Releasing a new software version approximately every five years and only usually offering support for the latest two versions, Oracle and SAP customers can find themselves having to upgrade their current systems in order to continue receiving support and software patches. This causes businesses to feel pressured to make upgrades to their ERP software which may be unnecessary, can incur costs of hundreds of thousands if not millions of pounds and cause severe disruptions to the organisation.

Third-party support providers have the provision to support older versions of Oracle and SAP software, even if the vendors themselves no longer do. This enables companies to continue using their current software, and allows them to avoid the costs of upgrading with the  related  disruption  to their business.

 

Only pay for the support you need

Many businesses are paying Oracle and SAP for support on software products that they don’t use or need, as the vendors tend to package their products together. This can make it difficult for CTOs under financial constraints to justify why they are paying 22% of their license fee for support they don’t require.
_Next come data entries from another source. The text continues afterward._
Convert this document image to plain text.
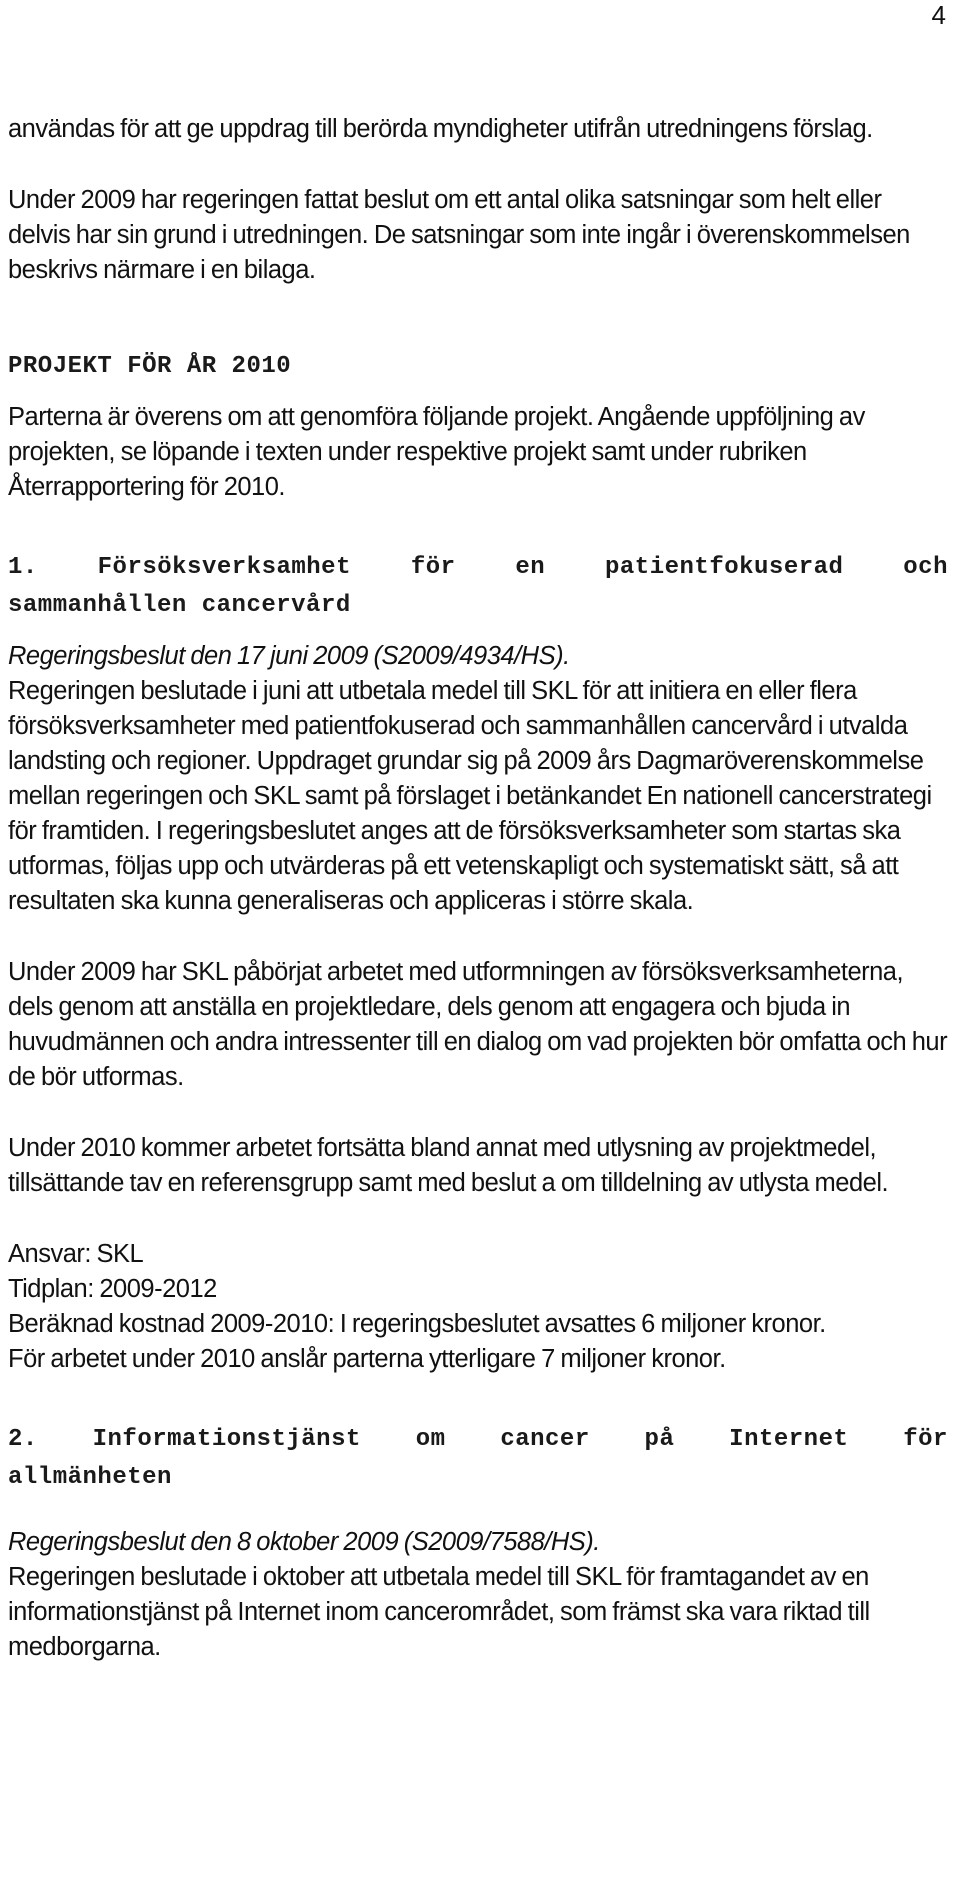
4

användas för att ge uppdrag till berörda myndigheter utifrån utredningens förslag.

Under 2009 har regeringen fattat beslut om ett antal olika satsningar som helt eller delvis har sin grund i utredningen. De satsningar som inte ingår i överenskommelsen beskrivs närmare i en bilaga.

PROJEKT FÖR ÅR 2010

Parterna är överens om att genomföra följande projekt. Angående uppföljning av projekten, se löpande i texten under respektive projekt samt under rubriken Återrapportering för 2010.

1. Försöksverksamhet för en patientfokuserad och
sammanhållen cancervård

Regeringsbeslut den 17 juni 2009 (S2009/4934/HS).

Regeringen beslutade i juni att utbetala medel till SKL för att initiera en eller flera försöksverksamheter med patientfokuserad och sammanhållen cancervård i utvalda landsting och regioner. Uppdraget grundar sig på 2009 års Dagmaröverenskommelse mellan regeringen och SKL samt på förslaget i betänkandet En nationell cancerstrategi för framtiden. I regeringsbeslutet anges att de försöksverksamheter som startas ska utformas, följas upp och utvärderas på ett vetenskapligt och systematiskt sätt, så att resultaten ska kunna generaliseras och appliceras i större skala.

Under 2009 har SKL påbörjat arbetet med utformningen av försöksverksamheterna, dels genom att anställa en projektledare, dels genom att engagera och bjuda in huvudmännen och andra intressenter till en dialog om vad projekten bör omfatta och hur de bör utformas.

Under 2010 kommer arbetet fortsätta bland annat med utlysning av projektmedel, tillsättande tav en referensgrupp samt med beslut a om tilldelning av utlysta medel.

Ansvar: SKL

Tidplan: 2009-2012

Beräknad kostnad 2009-2010: I regeringsbeslutet avsattes 6 miljoner kronor.

För arbetet under 2010 anslår parterna ytterligare 7 miljoner kronor.

2. Informationstjänst om cancer på Internet för
allmänheten

Regeringsbeslut den 8 oktober 2009 (S2009/7588/HS).

Regeringen beslutade i oktober att utbetala medel till SKL för framtagandet av en informationstjänst på Internet inom cancerområdet, som främst ska vara riktad till medborgarna.
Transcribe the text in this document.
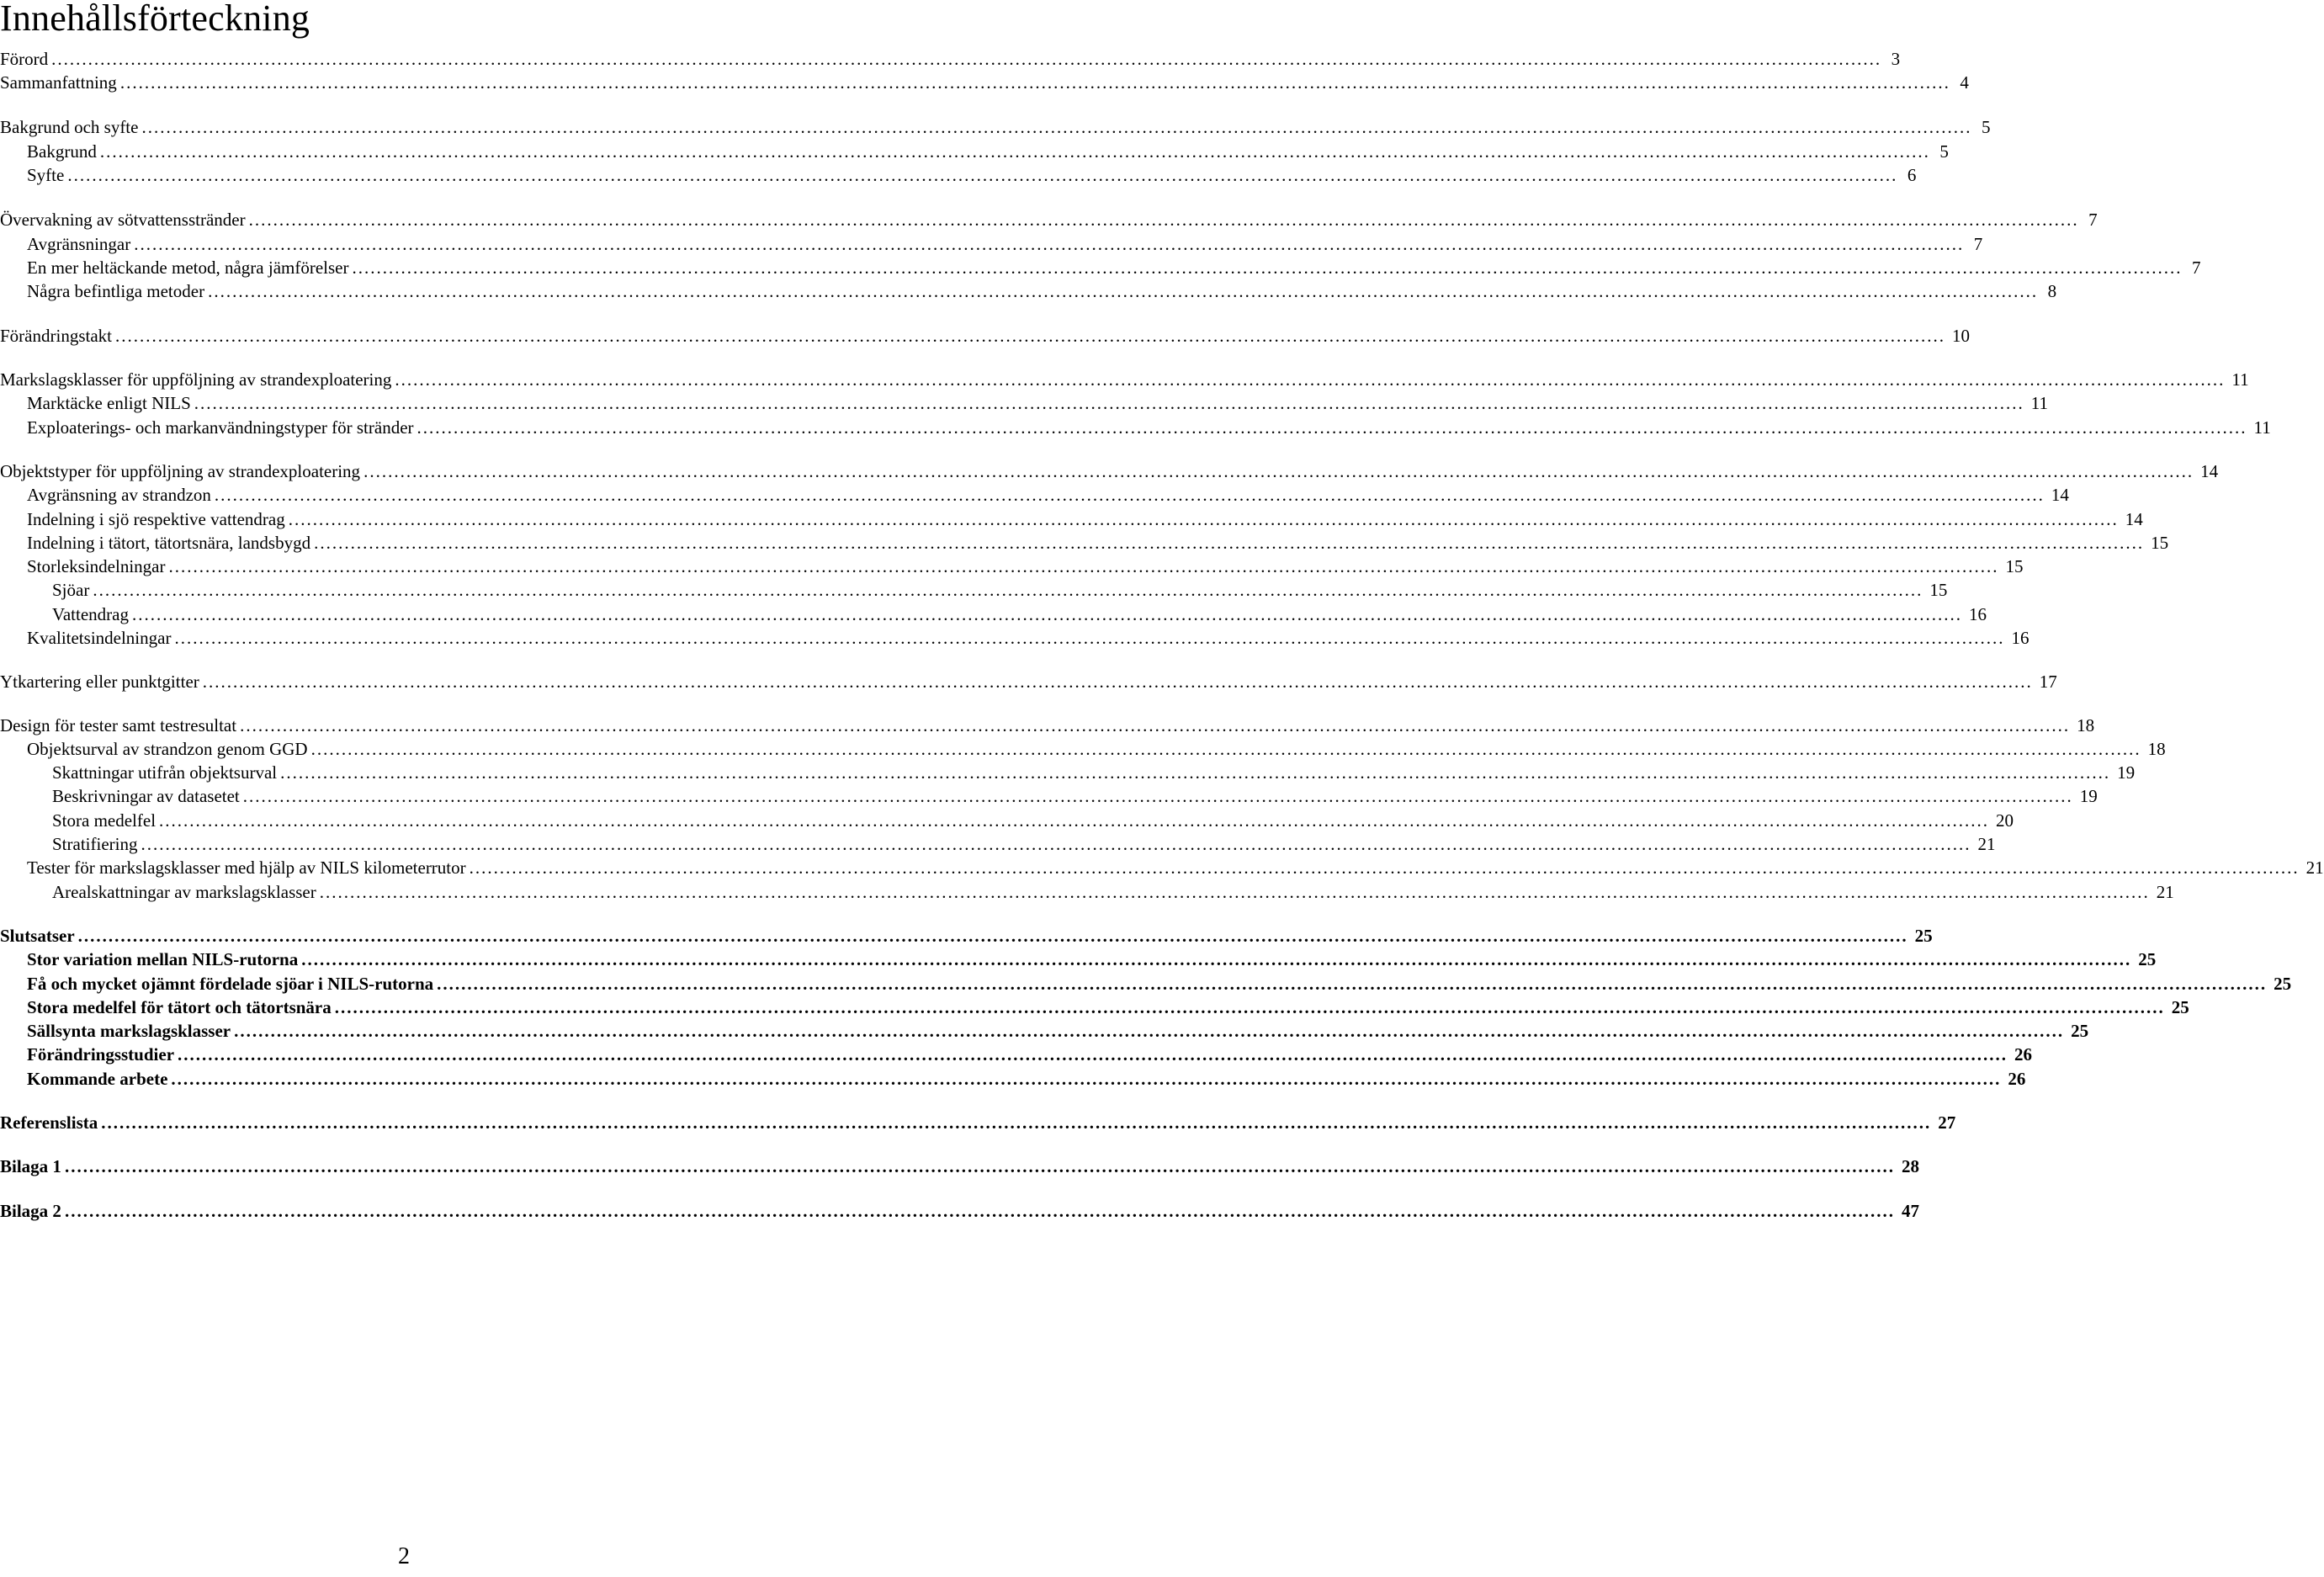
Innehållsförteckning
Förord ............................................................................................................................................................................................................................................................................................................ 3
Sammanfattning ............................................................................................................................................................................................................................................................................................................ 4
Bakgrund och syfte ............................................................................................................................................................................................................................................................................................................ 5
Bakgrund ............................................................................................................................................................................................................................................................................................................ 5
Syfte ............................................................................................................................................................................................................................................................................................................ 6
Övervakning av sötvattensstränder ............................................................................................................................................................................................................................................................................................................ 7
Avgränsningar ............................................................................................................................................................................................................................................................................................................ 7
En mer heltäckande metod, några jämförelser ............................................................................................................................................................................................................................................................................................................ 7
Några befintliga metoder ............................................................................................................................................................................................................................................................................................................ 8
Förändringstakt ............................................................................................................................................................................................................................................................................................................ 10
Markslagsklasser för uppföljning av strandexploatering ............................................................................................................................................................................................................................................................................................................ 11
Marktäcke enligt NILS ............................................................................................................................................................................................................................................................................................................ 11
Exploaterings- och markanvändningstyper för stränder ............................................................................................................................................................................................................................................................................................................ 11
Objektstyper för uppföljning av strandexploatering ............................................................................................................................................................................................................................................................................................................ 14
Avgränsning av strandzon ............................................................................................................................................................................................................................................................................................................ 14
Indelning i sjö respektive vattendrag ............................................................................................................................................................................................................................................................................................................ 14
Indelning i tätort, tätortsnära, landsbygd ............................................................................................................................................................................................................................................................................................................ 15
Storleksindelningar ............................................................................................................................................................................................................................................................................................................ 15
Sjöar ............................................................................................................................................................................................................................................................................................................ 15
Vattendrag ............................................................................................................................................................................................................................................................................................................ 16
Kvalitetsindelningar ............................................................................................................................................................................................................................................................................................................ 16
Ytkartering eller punktgitter ............................................................................................................................................................................................................................................................................................................ 17
Design för tester samt testresultat ............................................................................................................................................................................................................................................................................................................ 18
Objektsurval av strandzon genom GGD ............................................................................................................................................................................................................................................................................................................ 18
Skattningar utifrån objektsurval ............................................................................................................................................................................................................................................................................................................ 19
Beskrivningar av datasetet ............................................................................................................................................................................................................................................................................................................ 19
Stora medelfel ............................................................................................................................................................................................................................................................................................................ 20
Stratifiering ............................................................................................................................................................................................................................................................................................................ 21
Tester för markslagsklasser med hjälp av NILS kilometerrutor ............................................................................................................................................................................................................................................................................................................ 21
Arealskattningar av markslagsklasser ............................................................................................................................................................................................................................................................................................................ 21
Slutsatser ............................................................................................................................................................................................................................................................................................................ 25
Stor variation mellan NILS-rutorna ............................................................................................................................................................................................................................................................................................................ 25
Få och mycket ojämnt fördelade sjöar i NILS-rutorna ............................................................................................................................................................................................................................................................................................................ 25
Stora medelfel för tätort och tätortsnära ............................................................................................................................................................................................................................................................................................................ 25
Sällsynta markslagsklasser ............................................................................................................................................................................................................................................................................................................ 25
Förändringsstudier ............................................................................................................................................................................................................................................................................................................ 26
Kommande arbete ............................................................................................................................................................................................................................................................................................................ 26
Referenslista ............................................................................................................................................................................................................................................................................................................ 27
Bilaga 1 ............................................................................................................................................................................................................................................................................................................ 28
Bilaga 2 ............................................................................................................................................................................................................................................................................................................ 47
2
Third-party support providers charge on a customer by customer basis and therefore can provide a more bespoke service. Businesses are given more control over their software support and are only charged for support on the ERP software they are using, thereby saving a considerable amount on their support bills.

 

Flexibility of Contracts

Once a company signs a contract to receive software support from Oracle or SAP they are tied into that contract until they leave, which can be many years. Whilst this may not be a problem for most businesses who perceive using the support long-term, for organisations facing significant transitions or changes, expected or otherwise, this can cause cost implications. These organisations may find that they are spending up to 22% of their license fee on support for software that they are not using.

Unlike traditional vendors, third-party support providers are able to offer flexibility of contracts whilst businesses go through interim stages, enabling them to work with their customers as they undergo any changes. This flexibility allows businesses to avoid the risk of wasting money and to adapt their software support contracts to suit their situations.

 

Custom patches can be created to maximise spend

An organisation’s Oracle or SAP systems are unique to them as they have the ability to add individual customisations and extensions. This can lead to some companies having a backlog of issues that the vendors can’t support as their general patches can’t solve unique problems.

Third-party support providers are able to create customisations to troubleshoot and fix software problems that are individual to each customer. This ensures businesses that their system issues can be resolved in a timely manner at no additional cost even if they have been tailored to suit their needs.

Ultimately, more and more CTO’s are finding it harder to justify paying vendors more than 20% of their license fee each year for their software support. Businesses are eager to find faster, smarter and more cost-efficient ways to maintain their ERP systems and, for many, switching to third-party support is the most practical decision and one that can save a business hundreds of thousands or even millions of pounds each year.